I think most of the criticism of this book is because people aren't taking it for what it is: an entirely fictional, could-never-happen-in-this-lifetime, x-rated romance novel. If you start the book realizing you are not supposed to take it on its word but, rather, realize you are reading a fictitious story with fictitious characters and are NOT supposed to go out looking for a real Christian Grey, you will take the parts that you like for what they're worth and realize you are on an amusement park ride. This book is NOT a novel, you are not supposed to learn any of life's great truths from it, and it is not now, not EVER, supposed to be taken as a book that you should try and emulate any of your future or current romances on!
The problem I had with whether or not to read this book was all the S&M stuff. I've seen way too many episodes of the TV show "Medium" (which often has psychos tying up women and bounding their hands above their heads) to be comfortable with Christian doing that type of stuff to Ana, but then I realized something: Although EL James may not realize it, she has actually made a social statement because instead of continuing to have women fear these images and to look at them as something to get upset about, she has taken them back from the men who have always controlled them and has claimed them as her own. Similar to how African-Americans have taken back the "N" word, and how Mel Brooks claims "The Producers" was written because he wanted Hitler to be funny as opposed to scary in order to take back his power. Again, I don't know if EL James knew she was doing this, but the women who read these books will now have a completely different way of looking at these images and can claim them as their own.
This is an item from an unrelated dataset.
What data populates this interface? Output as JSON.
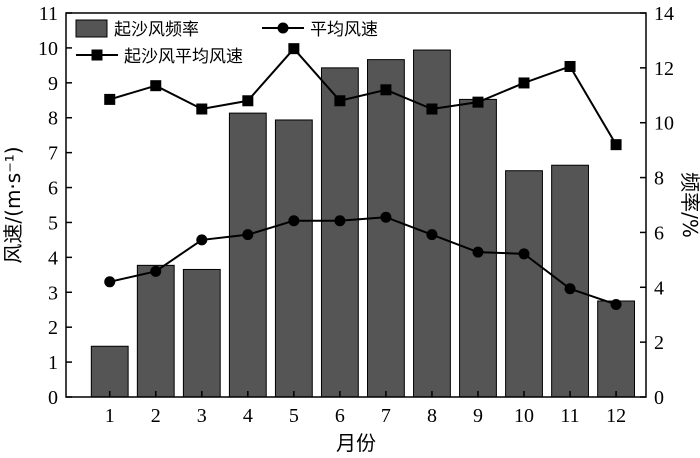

Overall, I liked "Fifty Shades of Grey." There is an actual plot to it, although it is mostly a book to get turned on to. For at least three quarters of the bookThis book is about two nymphomaniacs who have sex way more often than a person without the nymphomania disorder ever would. Not only do most people not want to have sex that often, they also don't want to read about it that often either. "The man is insatiable, or maybe all men are like him. I have no idea, no one to compare him to," Anastasia says. No, Anastasia, all men are not like Christian, and that's exactly the way we'd like to keep them!
An afterthought: There are movies being planned for the "Fifty Shades" series as we speak, and my pick for the actor to play Christian would be Christian Bale, but 10 years ago. It's not going happen, he is no longer 27. But again, similar to the way I've enjoyed the majority of this book, I'm willing to embrace the unreality of the situation!